You need to inform users in advance, get appropriate consent under GDPR for any biometric data, and never use these systems in the prohibited contexts (workplace, schools, sensitive characteristics).
What you must have ready by August 2, 2026
- Every chatbot or voice agent shows an AI disclosure on first contact.
- Every published AI-generated text, image, audio, or video has a visible label.
- Every image generator your team uses checks for machine-readable provenance (C2PA), or you embed it yourself when the source generator does not.
- Every deepfake (avatar, voice clone, AI face) is labelled as artificial.
- Every emotion or biometric categorisation system informs the user and supports an opt out.
- Screenshots of every live disclosure are saved as evidence.
- A dated dossier exists, ready to hand to a regulator.
How ActHub maps to Article 50
Each Article 50 trigger has a matching tool inside ActHub.
- Chatbot disclosure rule. Use the Disclosure Widget with type "chatbot" and paste the JS snippet on your site.
- Synthetic content rule. Use the inline label snippet inside your blog post template and the AI Content Label widget.
- Deepfake rule. Use a Disclosure Widget with type "deepfake" near every AI avatar.
- Emotion AI rule. Use the type "emotion" widget plus the matching template in the Templates Library.
- Evidence collection. Use the Article 50 Checklist to track every item and the Compliance Dossier PDF to export the final audit pack.
The penalty math
Article 99 sets the fines. Non-compliance with Article 50 falls in the second tier: up to €15 million or 3 percent of total worldwide annual turnover, whichever is higher. SMEs and start-ups can have the lower of the two figures applied, per Article 99(6). For comparison, a complete chatbot disclosure setup with ActHub takes about 30 minutes and costs €19 per month on the Starter plan.
FAQ
Does Article 50 apply to me even if my chatbot is open source?

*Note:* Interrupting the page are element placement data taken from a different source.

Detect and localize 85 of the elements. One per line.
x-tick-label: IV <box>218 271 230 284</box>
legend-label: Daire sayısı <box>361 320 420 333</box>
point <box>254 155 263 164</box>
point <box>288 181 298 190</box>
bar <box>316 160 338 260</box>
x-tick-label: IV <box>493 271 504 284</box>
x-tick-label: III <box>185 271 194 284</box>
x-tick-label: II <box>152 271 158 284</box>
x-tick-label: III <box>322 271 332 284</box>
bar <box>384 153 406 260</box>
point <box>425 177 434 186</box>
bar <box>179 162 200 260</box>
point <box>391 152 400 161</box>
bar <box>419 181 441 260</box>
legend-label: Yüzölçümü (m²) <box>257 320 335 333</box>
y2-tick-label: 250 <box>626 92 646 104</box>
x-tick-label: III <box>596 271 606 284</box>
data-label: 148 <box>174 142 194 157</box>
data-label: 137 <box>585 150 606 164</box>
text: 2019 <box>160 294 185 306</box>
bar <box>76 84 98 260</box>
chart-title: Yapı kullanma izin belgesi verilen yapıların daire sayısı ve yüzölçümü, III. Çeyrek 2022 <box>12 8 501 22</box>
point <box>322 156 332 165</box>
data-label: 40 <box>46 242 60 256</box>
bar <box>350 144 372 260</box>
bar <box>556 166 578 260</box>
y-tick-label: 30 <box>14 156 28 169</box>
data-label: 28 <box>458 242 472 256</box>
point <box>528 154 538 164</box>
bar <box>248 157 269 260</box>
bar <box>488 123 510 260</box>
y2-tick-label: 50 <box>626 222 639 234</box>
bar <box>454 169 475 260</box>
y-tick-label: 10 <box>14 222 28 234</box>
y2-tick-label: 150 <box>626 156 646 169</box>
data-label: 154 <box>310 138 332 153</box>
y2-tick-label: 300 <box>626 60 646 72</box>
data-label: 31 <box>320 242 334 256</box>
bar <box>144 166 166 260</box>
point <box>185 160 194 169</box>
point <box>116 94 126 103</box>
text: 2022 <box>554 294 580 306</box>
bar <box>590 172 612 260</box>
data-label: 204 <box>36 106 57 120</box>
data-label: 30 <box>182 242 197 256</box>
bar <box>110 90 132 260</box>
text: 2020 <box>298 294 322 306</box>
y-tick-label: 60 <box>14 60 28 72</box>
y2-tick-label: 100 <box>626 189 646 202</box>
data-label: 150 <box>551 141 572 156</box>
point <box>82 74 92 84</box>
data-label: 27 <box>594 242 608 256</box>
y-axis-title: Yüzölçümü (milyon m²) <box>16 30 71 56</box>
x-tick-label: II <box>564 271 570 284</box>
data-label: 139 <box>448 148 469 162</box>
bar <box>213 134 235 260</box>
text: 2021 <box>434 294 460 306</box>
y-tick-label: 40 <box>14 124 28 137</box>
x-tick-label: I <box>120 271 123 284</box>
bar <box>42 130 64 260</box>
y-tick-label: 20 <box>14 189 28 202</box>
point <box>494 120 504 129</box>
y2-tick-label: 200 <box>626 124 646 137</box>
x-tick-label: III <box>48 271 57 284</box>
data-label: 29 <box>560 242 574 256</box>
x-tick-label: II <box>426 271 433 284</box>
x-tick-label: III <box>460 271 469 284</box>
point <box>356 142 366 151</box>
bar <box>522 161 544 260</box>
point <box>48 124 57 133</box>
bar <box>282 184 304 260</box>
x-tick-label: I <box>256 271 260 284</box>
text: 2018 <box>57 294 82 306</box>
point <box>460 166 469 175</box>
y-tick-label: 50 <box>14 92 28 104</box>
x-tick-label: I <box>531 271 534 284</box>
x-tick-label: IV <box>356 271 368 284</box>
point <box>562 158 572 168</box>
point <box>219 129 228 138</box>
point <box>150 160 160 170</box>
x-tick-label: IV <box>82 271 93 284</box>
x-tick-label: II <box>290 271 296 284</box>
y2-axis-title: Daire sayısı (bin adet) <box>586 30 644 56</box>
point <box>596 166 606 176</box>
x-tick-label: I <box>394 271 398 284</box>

Yes. The Act regulates how the system is used, not where the code came from. If the chatbot interacts with humans in the EU, Article 50 applies.
Can I bury the disclosure inside my terms of service?

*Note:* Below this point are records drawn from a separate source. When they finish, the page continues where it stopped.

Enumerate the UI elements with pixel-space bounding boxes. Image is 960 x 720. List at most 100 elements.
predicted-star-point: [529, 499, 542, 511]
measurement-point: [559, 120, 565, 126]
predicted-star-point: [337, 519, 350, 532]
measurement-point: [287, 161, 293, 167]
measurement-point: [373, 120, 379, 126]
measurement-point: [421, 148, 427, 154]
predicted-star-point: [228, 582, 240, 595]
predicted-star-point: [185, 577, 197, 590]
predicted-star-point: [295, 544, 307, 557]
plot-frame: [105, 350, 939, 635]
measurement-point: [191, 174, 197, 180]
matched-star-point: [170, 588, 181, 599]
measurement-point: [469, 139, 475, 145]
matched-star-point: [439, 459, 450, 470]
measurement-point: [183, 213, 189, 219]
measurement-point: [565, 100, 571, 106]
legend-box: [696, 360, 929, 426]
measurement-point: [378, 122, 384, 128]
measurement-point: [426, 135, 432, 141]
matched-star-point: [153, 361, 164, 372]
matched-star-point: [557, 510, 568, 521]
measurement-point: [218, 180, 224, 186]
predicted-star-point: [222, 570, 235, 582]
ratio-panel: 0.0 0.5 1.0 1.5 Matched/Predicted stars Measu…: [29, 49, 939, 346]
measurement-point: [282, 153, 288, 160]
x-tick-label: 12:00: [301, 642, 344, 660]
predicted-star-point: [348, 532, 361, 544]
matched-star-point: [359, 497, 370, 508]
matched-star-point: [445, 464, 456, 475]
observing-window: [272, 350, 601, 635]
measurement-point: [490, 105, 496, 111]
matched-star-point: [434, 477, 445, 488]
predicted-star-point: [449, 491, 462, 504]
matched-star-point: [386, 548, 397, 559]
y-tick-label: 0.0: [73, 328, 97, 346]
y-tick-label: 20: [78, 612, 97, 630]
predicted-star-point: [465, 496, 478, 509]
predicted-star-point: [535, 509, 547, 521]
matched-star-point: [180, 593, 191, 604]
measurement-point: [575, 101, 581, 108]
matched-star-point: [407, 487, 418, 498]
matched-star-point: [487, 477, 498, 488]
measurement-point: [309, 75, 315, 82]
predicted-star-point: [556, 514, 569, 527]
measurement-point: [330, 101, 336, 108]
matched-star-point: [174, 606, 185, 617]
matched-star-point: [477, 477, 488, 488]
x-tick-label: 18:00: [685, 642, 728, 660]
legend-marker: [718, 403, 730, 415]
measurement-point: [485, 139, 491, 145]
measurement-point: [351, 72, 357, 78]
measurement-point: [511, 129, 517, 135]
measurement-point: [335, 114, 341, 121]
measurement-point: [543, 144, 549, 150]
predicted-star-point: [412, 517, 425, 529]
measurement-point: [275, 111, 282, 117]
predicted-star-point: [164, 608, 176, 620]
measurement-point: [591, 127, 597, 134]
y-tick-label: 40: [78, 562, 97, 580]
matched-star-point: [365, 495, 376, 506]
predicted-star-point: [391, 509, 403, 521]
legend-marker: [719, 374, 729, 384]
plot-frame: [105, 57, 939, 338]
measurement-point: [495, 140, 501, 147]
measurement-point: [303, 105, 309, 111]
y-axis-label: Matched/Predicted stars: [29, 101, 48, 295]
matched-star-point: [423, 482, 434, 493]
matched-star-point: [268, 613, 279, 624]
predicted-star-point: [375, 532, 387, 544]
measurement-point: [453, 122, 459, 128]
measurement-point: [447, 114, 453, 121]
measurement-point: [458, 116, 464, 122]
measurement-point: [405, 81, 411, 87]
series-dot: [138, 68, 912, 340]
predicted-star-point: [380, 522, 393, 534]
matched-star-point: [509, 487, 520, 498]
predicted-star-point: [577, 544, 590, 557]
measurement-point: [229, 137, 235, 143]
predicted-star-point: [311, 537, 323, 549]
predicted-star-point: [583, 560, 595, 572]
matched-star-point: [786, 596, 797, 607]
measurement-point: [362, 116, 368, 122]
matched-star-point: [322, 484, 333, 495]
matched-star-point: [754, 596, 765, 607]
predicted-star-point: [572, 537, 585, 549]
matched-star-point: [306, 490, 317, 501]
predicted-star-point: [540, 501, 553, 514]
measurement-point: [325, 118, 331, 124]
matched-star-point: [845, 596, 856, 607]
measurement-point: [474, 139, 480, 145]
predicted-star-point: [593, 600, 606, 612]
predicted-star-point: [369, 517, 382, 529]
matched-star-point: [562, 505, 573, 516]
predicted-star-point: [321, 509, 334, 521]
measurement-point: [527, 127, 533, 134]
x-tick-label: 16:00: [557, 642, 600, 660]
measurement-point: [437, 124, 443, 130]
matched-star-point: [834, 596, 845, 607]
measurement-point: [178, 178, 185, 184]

No. Article 50 requires the disclosure to be clear, timely, and accessible. Reading the terms of service is none of those things. The disclosure must appear at the moment of first interaction.

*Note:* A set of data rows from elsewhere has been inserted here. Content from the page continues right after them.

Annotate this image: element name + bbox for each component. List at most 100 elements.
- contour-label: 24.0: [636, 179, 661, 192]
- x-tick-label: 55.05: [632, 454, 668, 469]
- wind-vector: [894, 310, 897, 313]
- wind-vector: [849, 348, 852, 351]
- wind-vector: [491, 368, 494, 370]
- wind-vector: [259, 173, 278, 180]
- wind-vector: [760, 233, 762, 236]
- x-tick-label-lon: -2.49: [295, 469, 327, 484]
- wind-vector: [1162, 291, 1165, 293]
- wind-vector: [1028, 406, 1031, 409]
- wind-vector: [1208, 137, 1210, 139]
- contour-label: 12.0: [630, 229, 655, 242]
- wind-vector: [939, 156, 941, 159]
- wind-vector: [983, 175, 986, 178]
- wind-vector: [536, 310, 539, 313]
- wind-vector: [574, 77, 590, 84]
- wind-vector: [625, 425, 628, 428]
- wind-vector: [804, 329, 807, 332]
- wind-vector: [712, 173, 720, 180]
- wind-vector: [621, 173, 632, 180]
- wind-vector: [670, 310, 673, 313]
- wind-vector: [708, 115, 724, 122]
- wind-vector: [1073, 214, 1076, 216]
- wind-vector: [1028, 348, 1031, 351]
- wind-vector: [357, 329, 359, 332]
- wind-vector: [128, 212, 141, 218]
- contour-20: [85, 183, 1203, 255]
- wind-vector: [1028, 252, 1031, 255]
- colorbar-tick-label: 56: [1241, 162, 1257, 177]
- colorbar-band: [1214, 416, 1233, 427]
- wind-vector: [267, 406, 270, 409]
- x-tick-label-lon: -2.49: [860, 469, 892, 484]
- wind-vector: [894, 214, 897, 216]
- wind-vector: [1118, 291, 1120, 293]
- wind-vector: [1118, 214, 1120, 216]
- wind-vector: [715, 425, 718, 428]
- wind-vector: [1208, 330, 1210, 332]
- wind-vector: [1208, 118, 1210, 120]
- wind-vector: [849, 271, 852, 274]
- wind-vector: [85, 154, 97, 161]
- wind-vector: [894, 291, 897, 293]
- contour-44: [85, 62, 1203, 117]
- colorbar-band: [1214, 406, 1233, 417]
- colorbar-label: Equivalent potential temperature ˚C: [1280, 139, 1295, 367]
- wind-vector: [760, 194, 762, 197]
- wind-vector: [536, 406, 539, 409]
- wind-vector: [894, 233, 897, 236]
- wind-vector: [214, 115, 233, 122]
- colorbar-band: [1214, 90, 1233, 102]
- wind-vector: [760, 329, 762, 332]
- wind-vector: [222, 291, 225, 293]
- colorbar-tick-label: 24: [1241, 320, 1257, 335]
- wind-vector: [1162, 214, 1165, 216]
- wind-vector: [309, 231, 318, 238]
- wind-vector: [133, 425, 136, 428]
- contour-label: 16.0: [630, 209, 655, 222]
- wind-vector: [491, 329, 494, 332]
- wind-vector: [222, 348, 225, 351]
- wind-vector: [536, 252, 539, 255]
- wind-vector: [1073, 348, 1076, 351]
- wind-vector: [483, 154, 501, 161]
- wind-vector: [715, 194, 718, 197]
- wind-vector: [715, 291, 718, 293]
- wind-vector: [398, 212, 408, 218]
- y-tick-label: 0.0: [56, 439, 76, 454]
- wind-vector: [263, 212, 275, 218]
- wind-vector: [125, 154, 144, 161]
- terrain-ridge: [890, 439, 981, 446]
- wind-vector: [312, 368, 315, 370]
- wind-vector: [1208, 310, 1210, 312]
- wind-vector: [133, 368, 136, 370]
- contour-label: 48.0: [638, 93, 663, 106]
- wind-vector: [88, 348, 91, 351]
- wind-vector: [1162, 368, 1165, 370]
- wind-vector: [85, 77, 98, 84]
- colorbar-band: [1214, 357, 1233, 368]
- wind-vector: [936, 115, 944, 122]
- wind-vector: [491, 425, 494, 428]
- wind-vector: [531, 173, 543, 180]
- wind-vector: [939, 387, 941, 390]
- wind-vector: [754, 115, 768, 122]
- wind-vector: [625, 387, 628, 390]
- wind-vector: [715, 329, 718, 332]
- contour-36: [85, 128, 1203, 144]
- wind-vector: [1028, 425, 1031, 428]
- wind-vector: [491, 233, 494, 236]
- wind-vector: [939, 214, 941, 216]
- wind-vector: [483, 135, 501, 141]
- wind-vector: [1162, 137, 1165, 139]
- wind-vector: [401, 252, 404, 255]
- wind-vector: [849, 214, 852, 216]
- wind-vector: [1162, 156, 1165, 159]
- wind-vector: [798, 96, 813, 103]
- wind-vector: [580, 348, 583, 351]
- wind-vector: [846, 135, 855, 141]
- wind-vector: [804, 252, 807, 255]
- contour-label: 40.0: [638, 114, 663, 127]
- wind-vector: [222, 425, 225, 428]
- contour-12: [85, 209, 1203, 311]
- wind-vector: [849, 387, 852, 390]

What if the chatbot is obviously a robot?
The Act allows an exception only when the AI nature is unmistakable for a reasonably well-informed person, given the circumstances. In practice, assume disclosure is required unless your chatbot has a robotic voice and visibly mechanical responses.
Do I need a separate disclosure for each AI feature?
Each disclosure obligation is tied to its trigger. A site with a chatbot, AI-written articles, and AI-generated images needs three disclosures (one per trigger), but you can place them appropriately in context.
Sources
- Article 50 full text
- Article 99 penalties
- C2PA content provenance standard
- Article 5 prohibited practices
This article is general information, not legal advice.